Expansion rate of money supply slows as economic growth cools
China's credit growth remained flat in June as the central bank maintained a prudent policy stance, figures released on Friday show.
Chinese banks added 860.5 billion yuan ($140 billion) in new yuan loans last month, up nearly 30 percent from May, but less than the 919.8 billion yuan recorded a year earlier, according to the central bank. Si Wei / for China Daily |
Chinese banks added 860.5 billion yuan ($140 billion) in new yuan loans last month, up nearly 30 percent from May, but less than the 919.8 billion yuan recorded a year earlier, according to a statement on the website of the People's Bank of China.
Xie Yaxuan, head of macroeconomic research with China Merchants Securities Co Ltd, said some of the credit demand was carried forward from May because of stringent policies, resulting in the sharp monthly increase in June.
Wang Tao, chief China economist at UBS AG, said the June figure was within expectations and the year-on-year decline was a sign that credit supply growth was decelerating.
"The credit supply was growing too fast in the first five months.

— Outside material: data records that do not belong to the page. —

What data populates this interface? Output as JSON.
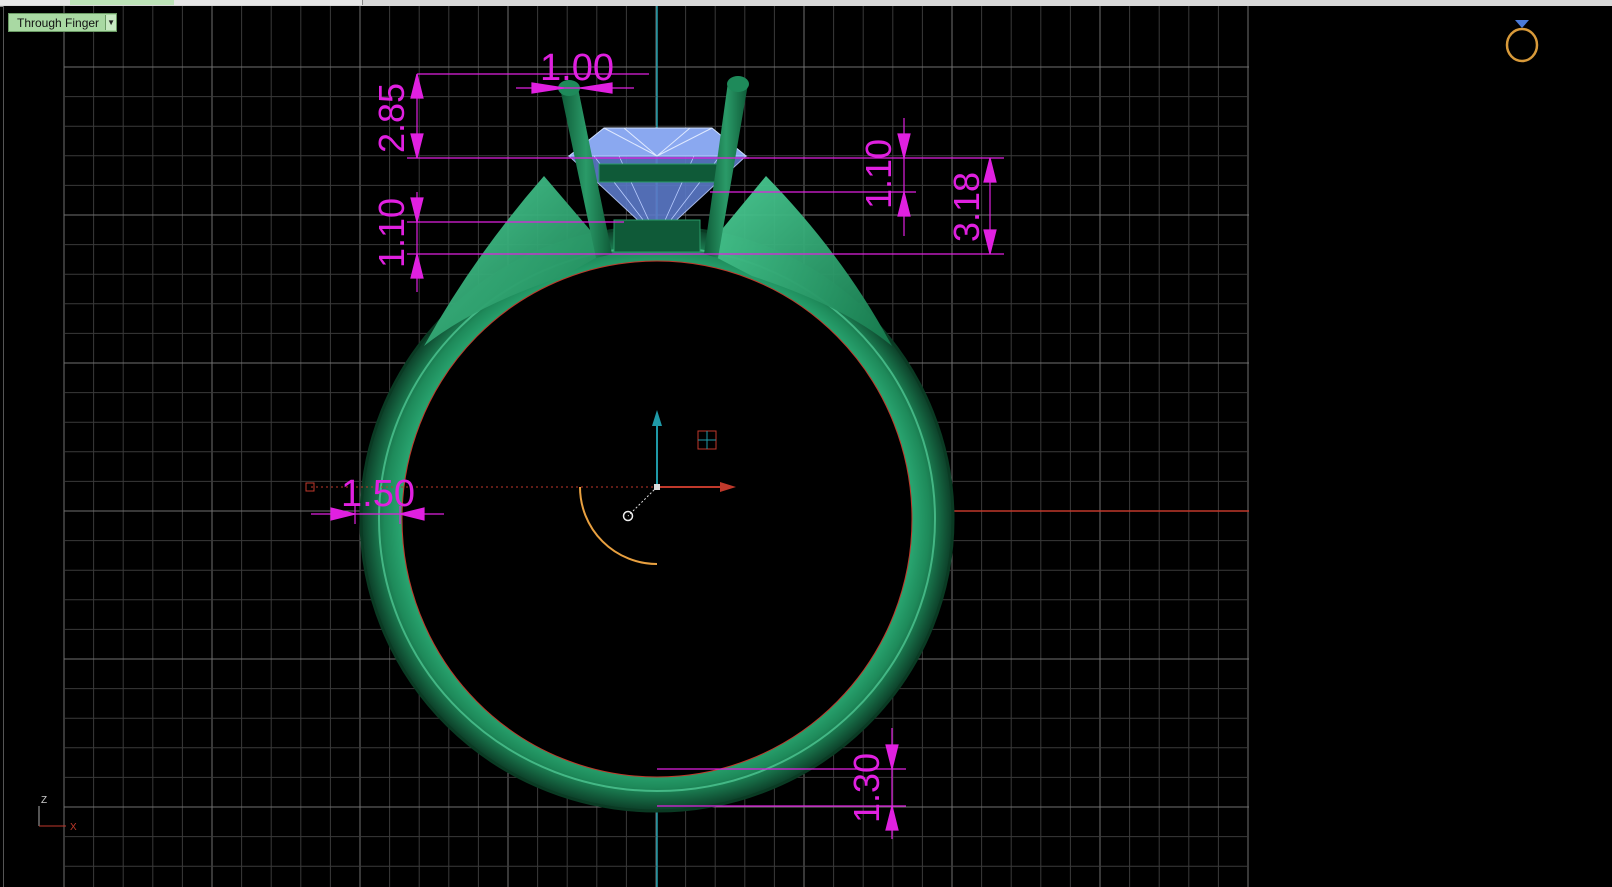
{
  "view_label": "Through Finger",
  "view_dropdown_icon": "chevron-down-icon",
  "dimensions": {
    "prong_width": "1.00",
    "prong_height": "2.85",
    "right_top_small": "1.10",
    "right_total": "3.18",
    "left_mid": "1.10",
    "shank_width": "1.50",
    "bottom_thickness": "1.30"
  },
  "axis_gizmo": {
    "z": "Z",
    "x": "X"
  },
  "colors": {
    "background": "#000000",
    "grid": "#3a3a3a",
    "grid_major": "#707070",
    "ring_metal": "#1e8a5a",
    "dimension": "#e020e0",
    "gem": "#8aa8f0",
    "axis_red": "#c0392b",
    "axis_teal": "#1f9aa8"
  },
  "icons": [
    "ring-icon",
    "axis-gizmo-icon"
  ]
}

The pace will gradually slow in the second half," she said.
New yuan loans for the first half reached 5.08 trillion yuan. Wang forecast the full-year figure at about 8.5 trillion yuan.
That level of lending, she said, will lead to a further slowdown in economic growth in the fourth quarter after an anticipated slight rebound in the third.
According to the central bank, total social financing, which is the government's broadest measure of credit, was 1.04 trillion yuan in June, down from 1.78 trillion yuan in June 2012.
The decline was seen by analysts as a reflection of the central bank's effort to clear up off-balance-sheet borrowing.
Wang estimated that aggregate financing in the second half will be reduced further to between 6 and 7 trillion yuan, compared with 10.15 trillion yuan in the first half.
The broad money supply (M2) expanded 14 percent year-on-year to 105 trillion yuan as of the end of June. The growth rate was 1.8 percentage points lower than in the previous month.
Experts said money supply growth might continue declining in the second half amid a cooling economy.
"The slower M2 growth was a result of the central bank's liquidity management measures taken last month," Wang said.
The figures were the first to come from the central bank after last month's money market turmoil, which resulted from the bank's efforts to stamp out speculative lending.
The cash squeeze sent interbank borrowing costs to record highs.
Xie said the measures had actually been aimed at better management of liquidity and changing the expectations for policy easing, not a credit squeeze, and the current stance remains a prudent one.
The State Council said in a report last week that monetary policy would not be loosened because of the economic slowdown, and it would not become stringent because of rapid growth in credit supply.
PBOC Governor Zhou Xiaochuan, speaking in an earlier interview with news media, said the central bank will maintain its prudent monetary stance and properly adjust liquidity to keep the market stable overall.
Guo Tianyong, director of the Research Center of the Chinese Banking Industry at the Central University of Finance and Economics, said banks should maintain an appropriate credit level to support the real economy.
He suggested there should be fine-tuning in policies because they affect small business, agriculture and the urbanization process.
Also according to the statement, China's foreign-exchange reserves, the world's biggest, rose to $3.5 trillion at the end of June from a previous record of $3.44 trillion at the end of March.